I also think that it's easier for a beginner to use an interface and computer because it's easier to visualise what's actually going on. You can 'see the sound' much more easily than on a small LCD screen and there are fewer menu options - it's all usually laid out right in front of you.

It still stands that the R16 is a good unit. I would be tempted by one although I think the Tascam is a more refined product. It really comes down to whether or not you value the standalone ability of the R16 against the fact that (I think) it only has four channels that can be phantom-powered. For me, the Tascam would win out because I carry my laptop with me all the time and do all of my work and editing on it, as an add-on interface I'm not sure it's as good as the Tascam is. It's a personal call right there, but I think it's as much generational as anything else.
I agree. It's a generational thing. I grew up with actual recording decks and no LCD screens at all. At most it was needle VU meters and looking at a physical patchbay!

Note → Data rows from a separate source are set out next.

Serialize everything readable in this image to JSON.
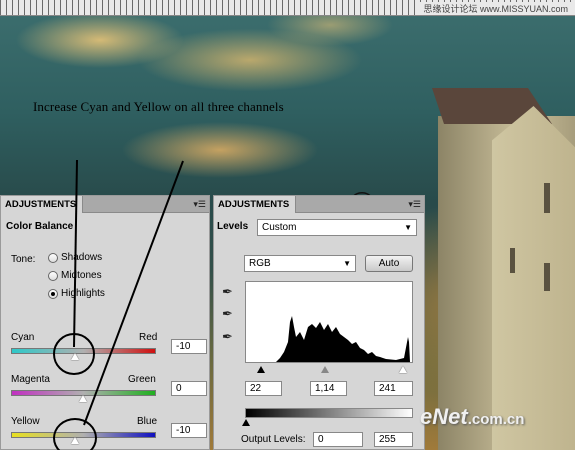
{
  "ruler": {
    "site_label": "思缘设计论坛 www.MISSYUAN.com"
  },
  "instruction": "Increase Cyan and Yellow on all three channels",
  "left_panel": {
    "tab": "ADJUSTMENTS",
    "title": "Color Balance",
    "tone_label": "Tone:",
    "tones": [
      "Shadows",
      "Midtones",
      "Highlights"
    ],
    "selected_tone": "Highlights",
    "sliders": [
      {
        "left": "Cyan",
        "right": "Red",
        "value": "-10",
        "position_fraction": 0.45
      },
      {
        "left": "Magenta",
        "right": "Green",
        "value": "0",
        "position_fraction": 0.5
      },
      {
        "left": "Yellow",
        "right": "Blue",
        "value": "-10",
        "position_fraction": 0.45
      }
    ]
  },
  "right_panel": {
    "tab": "ADJUSTMENTS",
    "title": "Levels",
    "preset": "Custom",
    "channel": "RGB",
    "auto_label": "Auto",
    "input_levels": [
      "22",
      "1,14",
      "241"
    ],
    "output_label": "Output Levels:",
    "output_levels": [
      "0",
      "255"
    ]
  },
  "watermark": {
    "brand": "eNet",
    "domain": ".com.cn"
  },
  "colors": {
    "panel_bg": "#d6d6d6",
    "cyan_red_track": [
      "#2ec8c8",
      "#d01010"
    ],
    "magenta_green_track": [
      "#c030c0",
      "#20b020"
    ],
    "yellow_blue_track": [
      "#e8e020",
      "#1010c0"
    ]
  }
}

I have no qualms about this being the wave of the future and how the new people are doing it. It's just a new and different way. But I was looking at the economics of it as well. If you had nothing, you're also having to buy a computer too, and the R16 keeps you from having to do that. Of course, if the computer is as much a home appliance as a toaster these days, then perhaps it isn't an issue anyway (which is also a generational thing, since I grew up in the 70s too).

In fact, I'm sorta' forcing myself deeper into the new way - just picked up Logic Studio for the mac and am finally getting into software synths. It'll be cool to track drums with the R16 in a different room, then import those tracks into whatever music I have in Logic Studio. I'm kinda' looking forward to it - no more sound modules or keyboards cluttering up my computer room ;)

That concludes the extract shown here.